O Globo, n. 32656, 03/01/2023. Opinião, p. 2

‘Revogaço’ busca corrigir erros do governo anterior



Foi positiva a maior parte dos decretos, medidas provisórias e despachos assinados pelo presidente Luiz Inácio Lula da Silva horas depois de tomar posse no domingo. Chamadas de “revogaço”, as medidas buscaram desfazer parte das políticas equivocadas adotadas pela administração anterior em temas como meio ambiente, armas e transparência.

Publicado ontem no Diário Oficial, um decreto restabeleceu o funcionamento do Fundo Amazônia, voltado para a preservação da floresta com a ajuda de doações de países europeus. Já era hora. No primeiro ano de seu governo, Jair Bolsonaro havia promovido a extinção dos comitês responsáveis por gerir os recursos do fundo. Com isso, R$ 3,2 bilhões ficaram sem destinação, um tremendo contrassenso.
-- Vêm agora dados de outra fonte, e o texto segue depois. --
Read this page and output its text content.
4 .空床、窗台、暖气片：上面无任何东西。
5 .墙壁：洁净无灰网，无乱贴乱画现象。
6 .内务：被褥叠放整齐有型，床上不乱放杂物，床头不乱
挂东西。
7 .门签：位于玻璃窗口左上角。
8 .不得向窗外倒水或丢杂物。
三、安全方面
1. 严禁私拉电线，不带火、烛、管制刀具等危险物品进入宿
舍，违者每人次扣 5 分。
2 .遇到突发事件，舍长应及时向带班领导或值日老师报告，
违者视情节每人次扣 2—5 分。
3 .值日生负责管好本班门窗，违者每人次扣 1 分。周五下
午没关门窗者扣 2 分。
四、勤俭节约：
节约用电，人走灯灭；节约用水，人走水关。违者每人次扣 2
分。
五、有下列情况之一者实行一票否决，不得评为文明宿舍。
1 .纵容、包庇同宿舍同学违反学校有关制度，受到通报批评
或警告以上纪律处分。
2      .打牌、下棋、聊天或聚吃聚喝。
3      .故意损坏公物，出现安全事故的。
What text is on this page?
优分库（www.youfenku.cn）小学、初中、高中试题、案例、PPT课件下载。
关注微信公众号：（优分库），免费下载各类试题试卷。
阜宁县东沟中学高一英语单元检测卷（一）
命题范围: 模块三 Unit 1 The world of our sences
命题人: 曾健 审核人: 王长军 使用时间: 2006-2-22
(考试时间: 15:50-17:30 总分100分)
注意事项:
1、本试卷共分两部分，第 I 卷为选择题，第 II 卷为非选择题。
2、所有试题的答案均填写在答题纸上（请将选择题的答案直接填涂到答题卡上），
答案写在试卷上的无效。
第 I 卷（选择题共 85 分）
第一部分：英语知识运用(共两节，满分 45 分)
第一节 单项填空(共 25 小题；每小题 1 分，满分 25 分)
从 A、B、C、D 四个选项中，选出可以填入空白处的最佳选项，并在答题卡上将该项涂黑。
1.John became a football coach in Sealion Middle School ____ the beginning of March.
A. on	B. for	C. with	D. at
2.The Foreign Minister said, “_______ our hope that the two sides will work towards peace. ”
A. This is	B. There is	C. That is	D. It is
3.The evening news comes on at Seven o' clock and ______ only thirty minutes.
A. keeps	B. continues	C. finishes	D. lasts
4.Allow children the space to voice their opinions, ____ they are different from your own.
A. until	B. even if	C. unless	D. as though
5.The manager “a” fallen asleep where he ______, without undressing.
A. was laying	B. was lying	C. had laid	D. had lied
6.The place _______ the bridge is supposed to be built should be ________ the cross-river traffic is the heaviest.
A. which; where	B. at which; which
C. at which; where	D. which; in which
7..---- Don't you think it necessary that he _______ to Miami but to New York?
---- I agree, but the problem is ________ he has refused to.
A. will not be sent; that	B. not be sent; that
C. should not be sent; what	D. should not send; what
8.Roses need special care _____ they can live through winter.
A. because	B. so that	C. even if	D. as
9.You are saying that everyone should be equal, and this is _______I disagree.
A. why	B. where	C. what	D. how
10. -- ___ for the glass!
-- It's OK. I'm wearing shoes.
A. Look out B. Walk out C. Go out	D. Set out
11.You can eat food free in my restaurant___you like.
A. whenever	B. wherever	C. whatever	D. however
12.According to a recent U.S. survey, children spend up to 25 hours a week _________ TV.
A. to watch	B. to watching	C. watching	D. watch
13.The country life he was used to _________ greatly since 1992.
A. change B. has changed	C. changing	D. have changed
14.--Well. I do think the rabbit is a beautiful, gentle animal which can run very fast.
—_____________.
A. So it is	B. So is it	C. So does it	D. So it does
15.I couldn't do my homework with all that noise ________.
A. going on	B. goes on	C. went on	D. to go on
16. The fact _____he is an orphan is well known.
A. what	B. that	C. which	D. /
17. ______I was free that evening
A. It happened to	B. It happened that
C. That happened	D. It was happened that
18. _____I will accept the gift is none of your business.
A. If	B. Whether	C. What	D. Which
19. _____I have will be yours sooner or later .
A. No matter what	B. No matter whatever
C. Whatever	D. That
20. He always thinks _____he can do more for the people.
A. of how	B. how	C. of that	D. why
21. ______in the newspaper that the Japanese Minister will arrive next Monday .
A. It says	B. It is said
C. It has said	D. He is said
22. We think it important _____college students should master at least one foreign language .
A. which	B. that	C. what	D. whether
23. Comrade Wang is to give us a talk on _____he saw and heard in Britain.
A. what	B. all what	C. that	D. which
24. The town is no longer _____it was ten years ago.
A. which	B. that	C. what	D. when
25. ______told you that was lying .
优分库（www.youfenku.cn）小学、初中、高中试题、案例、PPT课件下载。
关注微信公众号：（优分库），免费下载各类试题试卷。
Ainda na área ambiental, Lula acertou ao recriar o Plano de Ação para Prevenção e Controle do Desmatamento na Amazônia Legal, instituir uma comissão interministerial para cuidar do assunto e endurecer os processos de apuração de infrações em diferentes biomas.

É certo que o trabalho de reverter os erros dos últimos quatro anos exigirá uma dedicação longa e metódica, mas é alvissareiro o fato de que, já no primeiro dia, foram tomadas decisões que dependiam de um canetaço. Isso ficou claro no decreto que buscou combater a venda indiscriminada de armamentos, uma das bandeiras do bolsonarismo.

Veio em boa hora a suspensão de registros para a aquisição e transferência de armas e munições de uso restrito por caçadores, colecionadores, atiradores e particulares. Desde 2019, não foram poucas as vezes em que esse tipo de armamento acabou caindo na mão de criminosos. O novo governo também reduziu a quantidade de armas e munições de uso permitido que pode ser adquirida, suspendeu novas concessões para clubes de tiro até que seja criado novo regulamento e proibiu o transporte de armas carregadas com munição.

Cumprindo promessa de campanha, Lula determinou que a Controladoria-Geral da União (CGU) avalie sigilos impostos pelo governo Bolsonaro. O órgão terá 30 dias para dar uma resposta. É pouco provável que não haja revisão.

Entre os documentos já assinados por Lula, pelo menos um desperta preocupação. Mesmo diante de críticas do Ministério da Fazenda, uma medida provisória manteve a isenção de impostos federais sobre combustíveis. A desoneração de gasolina e etanol durará 60 dias, e a do diesel um ano. O custo é estimado em mais de R$ 50 bilhões.

O novo governo tentou explicar a decisão dizendo ser contra um “tarifaço”, com efeitos negativos na inflação. Embora real, esse temor não serve de justificativa. As tentativas de controlar preços têm um longo histórico de fracassos. O que era uma medida eleitoreira e populista em 2022 continua sendo a mesma coisa em 2023.

Deliberações tomadas com os olhos na popularidade do presidente tornarão mais difícil o trabalho de Fernando Haddad, o ministro da Fazenda. Em concorrida cerimônia de posse ontem, Haddad disse que sua meta é fazer o país crescer para melhorar a vida da população e garantir equilíbrio e sustentabilidade fiscal.